Iota Gruis

Observation data Epoch J2000.0 Equinox J2000.0 (ICRS)
- Constellation: Grus
- Right ascension: 23^{h} 10^{m} 21.53755^{s}
- Declination: −45° 14′ 48.1647″
- Apparent magnitude (V): 3.90

Characteristics
- Spectral type: K1 III
- U−B color index: +0.86
- B−V color index: +1.02

Astrometry
- Radial velocity (R_{v}): −4.4 km/s
- Proper motion (μ): RA: +132.50 mas/yr Dec.: −26.66 mas/yr
- Parallax (π): 17.80±0.33 mas
- Distance: 183 ± 3 ly (56 ± 1 pc)
- Absolute magnitude (M_{V}): +0.13

Orbit
- Period (P): 409.614 d
- Semi-major axis (a): 7.82±0.47 mas
- Eccentricity (e): 0.66
- Inclination (i): 114.3±5.2°
- Periastron epoch (T): 2416115.569 JD
- Argument of periastron (ω) (secondary): 240.8°
- Semi-amplitude (K_{1}) (primary): 13.6 km/s

Details

ι Gru A
- Mass: 2.97±0.16 M_{☉}
- Radius: 12.38±0.53 R_{☉}
- Luminosity: 83.9±5.5 L_{☉}
- Surface gravity (log g): 2.709±0.143 cgs
- Temperature: 4,966±69 K
- Metallicity [Fe/H]: +0.150±0.054 dex
- Other designations: ι Gru, CD−45°14947, FK5 1605, HD 218670, HIP 114421, HR 8820, SAO 231468

Database references
- SIMBAD: data

= Iota Gruis =

Star in the constellation Grus

Iota Gruis, Latinized from ι Gruis, is a binary star system in the southern constellation of Grus.
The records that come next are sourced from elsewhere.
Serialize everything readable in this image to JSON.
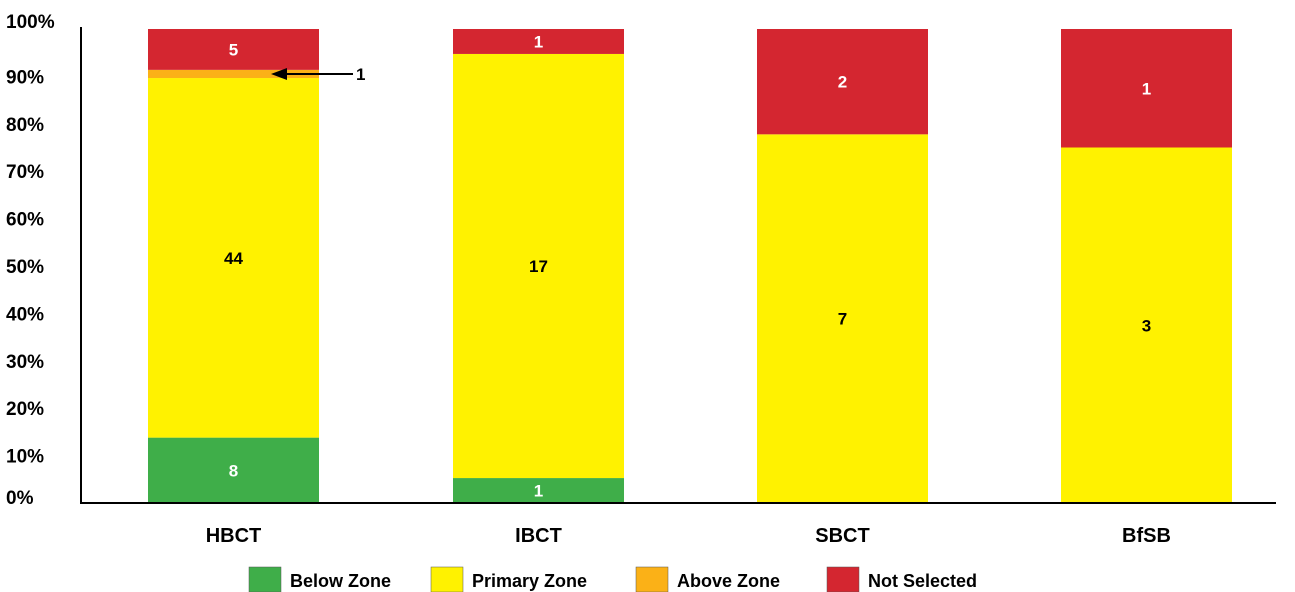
{
  "chart_data": {
    "type": "bar",
    "stacked": true,
    "normalized_percent": true,
    "categories": [
      "HBCT",
      "IBCT",
      "SBCT",
      "BfSB"
    ],
    "series": [
      {
        "name": "Below Zone",
        "color": "#3fae49",
        "label_color": "#ffffff",
        "values": [
          8,
          1,
          0,
          0
        ]
      },
      {
        "name": "Primary Zone",
        "color": "#fff200",
        "label_color": "#000000",
        "values": [
          44,
          17,
          7,
          3
        ]
      },
      {
        "name": "Above Zone",
        "color": "#fbb117",
        "label_color": "#000000",
        "values": [
          1,
          0,
          0,
          0
        ]
      },
      {
        "name": "Not Selected",
        "color": "#d42630",
        "label_color": "#ffffff",
        "values": [
          5,
          1,
          2,
          1
        ]
      }
    ],
    "ylim": [
      0,
      100
    ],
    "yticks": [
      "0%",
      "10%",
      "20%",
      "30%",
      "40%",
      "50%",
      "60%",
      "70%",
      "80%",
      "90%",
      "100%"
    ],
    "grid": false,
    "legend_position": "bottom",
    "annotation": {
      "category": "HBCT",
      "series": "Above Zone",
      "text": "1",
      "arrow": true
    }
  }
}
It has an apparent visual magnitude of 3.90, which is bright enough to be seen with the naked eye at night. The distance to this system, as determined using an annual parallax shift of 17.80 mas as seen from the Earth, is about 183 light years.

This is a single-lined spectroscopic binary with an orbital period of 409.6 day and an eccentricity of 0.66. The yellow-hued primary component is an evolved K-type giant star with a stellar classification of K1 III. It is an X-ray emitter with a flux of 441.31e−17 W/m^{2}.